For browsing, which I assume you want to do, you might be able to ignore all
the stuff inside of function definitions (i.e., the between the curlies),
being careful not to ignore the curlies of class defs. This eliminates much
of the C++ grammar right there. Then, you can simply list the possible
variable, class, function, and type definitions in some grammar rule.
Naturally, this ``list of possibilities rule'' will not be LL(k) for any
finite k; therefore, I use the predicated-LL(k) strategy of PCCTS to do
something like:
global_decl : (this is tough to parse)?
| (oh boy, is this one really tough)?
| (you'll never get this one without arbitrary lookahead)?
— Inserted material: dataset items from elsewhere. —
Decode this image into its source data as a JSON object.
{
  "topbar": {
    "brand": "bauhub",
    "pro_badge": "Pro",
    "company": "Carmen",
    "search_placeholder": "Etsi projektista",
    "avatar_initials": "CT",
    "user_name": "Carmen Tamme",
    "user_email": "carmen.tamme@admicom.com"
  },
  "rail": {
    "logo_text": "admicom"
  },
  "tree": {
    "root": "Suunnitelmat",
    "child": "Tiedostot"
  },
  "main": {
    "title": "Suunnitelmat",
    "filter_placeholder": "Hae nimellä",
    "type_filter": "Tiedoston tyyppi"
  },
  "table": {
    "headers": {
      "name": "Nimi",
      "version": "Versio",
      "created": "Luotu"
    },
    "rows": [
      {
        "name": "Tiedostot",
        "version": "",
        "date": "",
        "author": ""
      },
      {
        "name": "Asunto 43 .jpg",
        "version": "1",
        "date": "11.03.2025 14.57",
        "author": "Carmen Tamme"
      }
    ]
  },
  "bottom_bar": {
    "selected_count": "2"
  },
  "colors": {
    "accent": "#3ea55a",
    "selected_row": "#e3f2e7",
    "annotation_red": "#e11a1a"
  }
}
| last choice is obvious--no predicate needed
;
This alternative list informs ANTLR (the parser generator of PCCTS)
that it will never figure out what to do with a finite amount of
lookahead from the left edge of global_decl; hence, it should simply
figure it out at parse time with selective backtracking.
The rest of the grammar is pretty much LL(k) so things proceed
in a normal, deterministic manner.
BTW, I had to assume NON-preprocessed input--as long as the preprocessor
symbols did not change the C++ structure (like using BEGIN instead of left
curly), things were ok. This saved a lot of parse time.
Just thought I'd mention a different approach.